Despite the fact that 73% of firms have CRM, most firms are in a poor position to effectively measure its resultant ROI. One of the last questions in the survey asked participants to rank the level of quantifiable ROI their firm’s CRM has generated. An option was also provided for those firms without sufficient data to effectively assess ROI. Figure X below compares the responses to this question with those of our 2015 study.

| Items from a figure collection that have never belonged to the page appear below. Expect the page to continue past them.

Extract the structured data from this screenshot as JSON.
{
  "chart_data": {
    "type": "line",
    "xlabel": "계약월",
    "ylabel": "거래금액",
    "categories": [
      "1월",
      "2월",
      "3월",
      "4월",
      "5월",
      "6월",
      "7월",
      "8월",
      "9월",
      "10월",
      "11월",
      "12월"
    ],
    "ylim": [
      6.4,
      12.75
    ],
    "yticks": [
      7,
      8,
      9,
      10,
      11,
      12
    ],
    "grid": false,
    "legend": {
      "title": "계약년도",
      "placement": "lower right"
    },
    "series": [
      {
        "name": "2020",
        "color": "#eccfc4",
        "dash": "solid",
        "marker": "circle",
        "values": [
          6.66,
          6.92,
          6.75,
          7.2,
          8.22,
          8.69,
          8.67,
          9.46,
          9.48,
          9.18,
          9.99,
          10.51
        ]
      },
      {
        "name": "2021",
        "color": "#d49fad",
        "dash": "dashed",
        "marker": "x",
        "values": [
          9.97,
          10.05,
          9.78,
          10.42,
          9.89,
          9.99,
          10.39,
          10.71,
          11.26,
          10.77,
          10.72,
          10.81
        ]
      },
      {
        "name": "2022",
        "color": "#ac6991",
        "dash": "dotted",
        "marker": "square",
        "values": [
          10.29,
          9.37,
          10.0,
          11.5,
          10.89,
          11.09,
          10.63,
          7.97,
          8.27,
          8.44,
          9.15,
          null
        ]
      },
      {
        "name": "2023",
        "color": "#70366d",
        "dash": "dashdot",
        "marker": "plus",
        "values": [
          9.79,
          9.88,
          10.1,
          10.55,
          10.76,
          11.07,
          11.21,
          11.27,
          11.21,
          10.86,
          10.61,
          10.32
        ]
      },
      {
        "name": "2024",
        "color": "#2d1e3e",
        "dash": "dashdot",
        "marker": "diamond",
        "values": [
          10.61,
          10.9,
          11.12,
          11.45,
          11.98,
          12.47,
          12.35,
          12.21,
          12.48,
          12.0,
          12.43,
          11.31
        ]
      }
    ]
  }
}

The majority of firms indicated that they lack sufficient quantifiable data to determine whether their investment in a CRM platform has led to a measurable return. Particular emphasis was put on quantifiable data due to the oftentimes subjective nature of measuring ROI for various initiatives (used by marketing and business development staff). It is the firm belief of this paper’s authors that soft, anecdotal assessment metrics are unable to compare with more objective data indicators such as originations, new matters opened, and total revenue figures. And given the significant investment needed to fully implement a CRM initiative, the lack of objective quantifiable data tracking is cause for concern.
Encouragingly, firms have improved their ability to measure quantifiable ROI since last year. The instance of respondents who indicated they had insufficient quantifiable data to calculate ROI decreased by 9% this year, and firms that indicated a high ROI increased by 5%. Marketing and business development professionals should endeavor to find more ways to quantify this metric, especially if they wish to emphasize the value of CRM and encourage its utilization by lawyers.